Agricultores sem terra promovem ocupações em todo o país

Ocupações do MST estão ocorrendo em todo o país, nas sedes do Incra, desde a madrugada desta segunda-feira (5/9).
O Movimento dos Trabalhadores Rurais sem Terra anuncia que “as ações ocorrerão em resistência ao golpe de Estado ocorrido no país, ao mesmo tempo em que denuncia a ameaça à soberania nacional, a criminalização dos povos indígenas, quilombolas e mulheres, e a paralisação de diversas políticas públicas”.
Referem-se à reforma agrária, Programa Nacional de Educação na Reforma Agrária (Pronera), Assessoria Técnica, Social e Ambiental à Reforma Agrária (ATES), Terra forte, Programa de Aquisição de Alimentos (PAA), Programa Nacional de Alimentação Escolar (Pnae) e o Programa Minha Casa Minha Vida.

A mobilização faz parte da Jornada Nacional de Lutas Unitária dos Trabalhadores e Povos do Campo, das Águas e das Florestas, evento que acontece em diversos pontos do país de hoje a 7 de setembro, com forte concentração em Brasília.
Porto Alegre

Em Porto Alegre, cerca de 2 mil trabalhadores rurais sem terra ocupam desde a manhã desta segunda-feira (5) o pátio do Instituto Nacional de Colonização e Reforma Agrária (Incra) e do Ministério da Fazenda, na avenida Loureiro da Silva.
Os agricultores exigem a retomada da reforma agrária com o assentamento de 2,3 mil famílias acampadas no Estado, e a suspensão de uma decisão do Tribunal de Contas da União (TCU) que, segundo o movimento, “penaliza mais de 578 mil assentados no país por considerá-los irregulares”. No RS, onde há em torno de 13 mil famílias assentadas, segundo informações do Incra, mais de 10,5 mil beneficiários da reforma agrária encontram-se em situação irregular.
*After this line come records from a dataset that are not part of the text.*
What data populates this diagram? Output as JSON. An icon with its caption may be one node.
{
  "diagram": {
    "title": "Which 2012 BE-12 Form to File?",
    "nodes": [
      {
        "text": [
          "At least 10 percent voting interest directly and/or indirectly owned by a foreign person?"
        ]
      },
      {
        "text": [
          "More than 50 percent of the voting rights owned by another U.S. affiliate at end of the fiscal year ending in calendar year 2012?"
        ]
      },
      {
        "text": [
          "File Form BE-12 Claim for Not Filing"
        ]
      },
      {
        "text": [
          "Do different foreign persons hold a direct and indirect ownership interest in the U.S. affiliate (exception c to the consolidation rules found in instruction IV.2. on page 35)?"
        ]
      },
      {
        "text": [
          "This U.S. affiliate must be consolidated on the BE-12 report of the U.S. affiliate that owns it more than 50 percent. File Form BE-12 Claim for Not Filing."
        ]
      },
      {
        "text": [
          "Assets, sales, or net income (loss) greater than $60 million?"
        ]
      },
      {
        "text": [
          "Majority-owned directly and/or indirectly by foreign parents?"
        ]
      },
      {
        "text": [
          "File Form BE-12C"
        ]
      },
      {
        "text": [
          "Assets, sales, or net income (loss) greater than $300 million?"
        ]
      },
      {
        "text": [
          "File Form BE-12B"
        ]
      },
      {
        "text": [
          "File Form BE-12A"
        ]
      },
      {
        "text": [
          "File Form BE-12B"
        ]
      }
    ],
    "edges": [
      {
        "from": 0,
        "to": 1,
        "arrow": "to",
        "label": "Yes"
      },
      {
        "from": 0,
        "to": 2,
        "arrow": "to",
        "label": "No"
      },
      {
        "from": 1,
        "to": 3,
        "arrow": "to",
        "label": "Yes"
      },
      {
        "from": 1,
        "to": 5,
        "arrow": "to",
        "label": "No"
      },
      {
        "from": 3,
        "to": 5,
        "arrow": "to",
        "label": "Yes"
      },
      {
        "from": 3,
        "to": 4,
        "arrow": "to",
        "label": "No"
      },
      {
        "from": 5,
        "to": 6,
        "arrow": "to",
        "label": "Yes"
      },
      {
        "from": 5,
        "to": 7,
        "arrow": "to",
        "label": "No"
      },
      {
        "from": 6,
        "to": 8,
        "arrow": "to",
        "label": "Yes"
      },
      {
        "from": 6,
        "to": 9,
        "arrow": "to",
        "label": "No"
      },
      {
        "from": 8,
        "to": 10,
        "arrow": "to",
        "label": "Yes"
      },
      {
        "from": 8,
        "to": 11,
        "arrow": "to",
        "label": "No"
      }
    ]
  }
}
Em Brasília, duas mil pessoas ocupam o prédio do Ministério do Planejamento
Em Brasília, duas mil pessoas ocupam o prédio do Ministério do Planejamento

Brasília
Outras 2 mil pessoas ocuparam o Ministério do Planejamento, na Esplanada dos Ministérios, em BrasíliaAs atividades da Jornada de Lutas Unitária estarão concentradas neste prédio, onde está sendo montando um acampamento que durará até o dia 7, quando os manifestantes também se integrarão às ações do Grito dos Excluídos.

A questão agrária é a pauta principal da jornada, como a reivindicação de assentamento imediato das mais de 120 mil famílias acampadas em todo o País. A revogação da lei que permite a venda indiscriminada de terras para estrangeiros é outra pauta do movimento.
A defesa da produção de alimentos saudáveis e de políticas de transição para a agroeocologia são também alguns dos destaques da pauta de reivindicações. Outro ponto é relacionado ao desenvolvimento e infraestrutura no campo, como o fortalecimento de programas estruturantes, assistência técnica e demais programas que garantem a produção da agricultura familiar e camponesa.
A reforma da Previdência, anunciada pelo governo, a criminalização dos movimentos sociais e a defesa da demarcação de terras indígenas e quilombolas também serão debatidos.
Também exigem a restituição do Ministério do Desenvolvimento Agrário, extinto por Temer, mas sobretudo sua capacidade de executar políticas públicas para a dignidade da vida no campo, nas águas e nas florestas.
A Jornada é realizada por organizações como o MST – Movimento dos Trabalhadores Rurais Sem Terra, MPA – Movimento dos Pequenos Agricultores, MMC – Movimento de Mulheres Camponesas, MAB – Movimento dos Atingidos por Barragens, MAM – Movimento pela Soberania Popular na Mineração, Contag – Confederação Nacional dos Trabalhadores na Agricultura, Fetraf – Federação Nacional dos Trabalhadores e Trabalhadoras na Agricultura Familiar, MCP – Movimento Camponês Popular, coletivos, e comissões pastorais.